Brearley pointed to research from the Equality and Human Rights Commission (EHRC) showing that one in 20 mothers (6%) were made redundant at some point during pregnancy, maternity leave, or on return from maternity leave. One per cent were made redundant while pregnant, 3% while on maternity leave, and 2% on their return from maternity leave.

“More mothers are made redundant when the enhanced protections exist than when they don’t – proving that the enhanced protections that are already in place are not working, so what is the point of extending them?" she said.

“The problem isn’t the law. The law is very clear: it is illegal to make someone redundant due to pregnancy or maternity. The problems are access to justice (just 0.6% of victims raised a tribunal claim), the fact that legislation doesn’t support fathers to take time out to care for children so the burden rests on the shoulders of women, prohibitively-expensive childcare so women are often unable to return to work, and a lack of flexible working making it almost impossible for parents to manage their responsibilities in the home and in the workplace.”

The government risks increasing discrimination if it places too much responsibility on employers, she added. "There is also the issue of the 30% of employers who say they actively avoid hiring women of childbearing age.
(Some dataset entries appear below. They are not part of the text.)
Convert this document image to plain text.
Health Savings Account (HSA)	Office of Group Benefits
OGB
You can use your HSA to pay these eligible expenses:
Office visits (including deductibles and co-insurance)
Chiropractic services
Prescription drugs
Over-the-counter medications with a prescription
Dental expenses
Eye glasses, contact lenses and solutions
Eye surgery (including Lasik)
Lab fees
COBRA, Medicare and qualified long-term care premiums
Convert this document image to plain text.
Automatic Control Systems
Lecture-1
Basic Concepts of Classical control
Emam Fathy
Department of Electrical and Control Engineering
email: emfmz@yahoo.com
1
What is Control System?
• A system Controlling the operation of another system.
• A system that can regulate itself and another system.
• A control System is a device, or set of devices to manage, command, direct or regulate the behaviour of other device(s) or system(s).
If we make it even more onerous for employers to hire women then it is likely this invisible discrimination will increase," she said.
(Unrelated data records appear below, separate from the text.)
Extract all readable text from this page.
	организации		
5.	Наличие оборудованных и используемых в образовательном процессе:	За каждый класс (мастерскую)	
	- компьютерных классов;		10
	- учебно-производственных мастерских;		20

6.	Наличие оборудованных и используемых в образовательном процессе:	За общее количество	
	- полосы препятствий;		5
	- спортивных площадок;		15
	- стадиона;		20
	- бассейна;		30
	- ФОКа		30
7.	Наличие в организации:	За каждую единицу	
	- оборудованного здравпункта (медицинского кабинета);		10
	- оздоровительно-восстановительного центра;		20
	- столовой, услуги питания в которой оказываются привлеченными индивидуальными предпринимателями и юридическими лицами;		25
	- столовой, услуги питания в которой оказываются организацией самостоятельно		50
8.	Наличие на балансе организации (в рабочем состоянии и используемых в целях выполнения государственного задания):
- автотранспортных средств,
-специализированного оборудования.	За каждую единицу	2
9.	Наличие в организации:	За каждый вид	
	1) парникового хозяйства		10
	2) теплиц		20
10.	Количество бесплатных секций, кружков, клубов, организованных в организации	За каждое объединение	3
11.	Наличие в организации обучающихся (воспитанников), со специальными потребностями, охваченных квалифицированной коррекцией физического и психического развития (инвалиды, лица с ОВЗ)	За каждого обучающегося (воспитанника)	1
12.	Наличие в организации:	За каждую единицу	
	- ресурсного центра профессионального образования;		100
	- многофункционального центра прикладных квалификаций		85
"Rather than putting the onus on companies, the government needs to buck up and start changing legislation that will trigger a real culture shift in the way we view breadwinning and caregiving. Enhancing protection from redundancy is just papering over the cracks – indeed, it is barely doing that."

Meanwhile Beverley Sunderland, managing director of Crossland Employment Solicitors, expressed concern that the proposals could cross over into positive discrimination.

"A fundamental strand of our discrimination laws is that there should not be positive discrimination. However, this is not to be confused with ‘positive action’, which allows employers to recognise that those who share a protected characteristic may be at a disadvantage; for instance older people not being as familiar with computers [so] offering computer lessons to employees over the age of 50," she said.

"However, introducing legislation to prevent employers from making pregnant women and parents returning from maternity leave redundant for a certain period is undoubtedly going to be viewed as crossing the line into positive discrimination. There is a fundamental obligation on an employer to apply fair and objective selection criteria in a redundancy situation and being made redundant simply because everyone else in the pool is either pregnant or returning from maternity leave is neither."

Sunderland added that she hoped the consultation will explore these obstacles further: "Hopefully the consultation will highlight these issues and find a better way of dealing with what is clearly a problem – for instance giving the employee a fast track employment route similar to interim relief in whistleblowing cases or setting up a government body that must give approval for a dismissal of a pregnant woman or parent returning from maternity leave. This will allow employers to justify genuine redundancies and will discourage those who are discriminating from doing so."

But Jane van Zyl, CEO of work/life balance charity Working Families, welcomed the move. She said that maternity discrimination harms parents and businesses alike. “We hear from women struggling with pregnancy and maternity discrimination every single day on our helpline. But pregnancy and maternity discrimination isn’t just bad news for families; it’s also bad news for the economy," she said.

“While many of the companies we work with already understand the business benefits of family-friendly workplaces some employers still don’t. Proposals to extend protection from redundancy to new mothers and parents returning to work should go a long way toward protecting their jobs – and to reducing the shocking number of women who lose their jobs because of pregnancy and maternity discrimination.”